Relevant legislative provisions

Income Tax Assessment Act 1997 subsection 104-190(2)

Income Tax Assessment Act 1997 subdivision 152-A

Reasons for decision

The small business roll-over allows you to defer the capital gain made from a CGT event if you acquire one or more replacement assets and satisfy certain conditions. The conditions which must be met to obtain relief are set out in Subdivision 152-A of the ITAA 1997.

You can choose the roll-over even if you have not yet acquired a replacement asset. However CGT event J5 happens if, by the end of the replacement asset period, you do not acquire a suitable replacement asset which is an active asset. CGT event J6 happens if, by the end of the replacement asset period, the cost base (first, second and fourth elements only) of the replacement asset(s) you acquired is less than the capital gains disregarded under the roll-over provisions.

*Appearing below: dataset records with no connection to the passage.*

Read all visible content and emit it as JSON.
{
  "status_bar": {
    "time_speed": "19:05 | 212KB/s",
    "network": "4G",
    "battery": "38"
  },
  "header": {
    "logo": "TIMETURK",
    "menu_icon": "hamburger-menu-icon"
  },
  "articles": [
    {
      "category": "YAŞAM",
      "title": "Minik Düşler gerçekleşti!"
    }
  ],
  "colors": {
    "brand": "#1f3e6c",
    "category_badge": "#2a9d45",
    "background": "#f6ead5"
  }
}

The replacement asset period starts one year before, and ends 2 years after, the last CGT event in the income year for which you obtain the roll-over. Subsection 104-190(2) provides that the Commissioner may extend the replacement asset period.

During this period you have made numerous attempts to purchase a new business however the deals have been unsuitable or they have fallen through.

For these reasons, to date you have been unable to acquire suitable replacement asset(s).

In determining if the discretion would be exercised the Commissioner has considered the following factors:

    • evidence of an acceptable explanation for the period of the extension requested (and whether it would be fair and equitable in the circumstances to provide such an extension)

    • prejudice to the Commissioner which may result from the additional time being allowed (but the mere absence of prejudice is not enough to justify the granting of an extension)

    • unsettling of people, other than the Commissioner, or of established practices

    • fairness to people in like positions and the wider public interest

    • whether any mischief is involved, and

    • consequences of the decision.

Having considered the relevant facts, the Commissioner is able to apply his discretion under subsection 104-190(2) and allow an extension of time.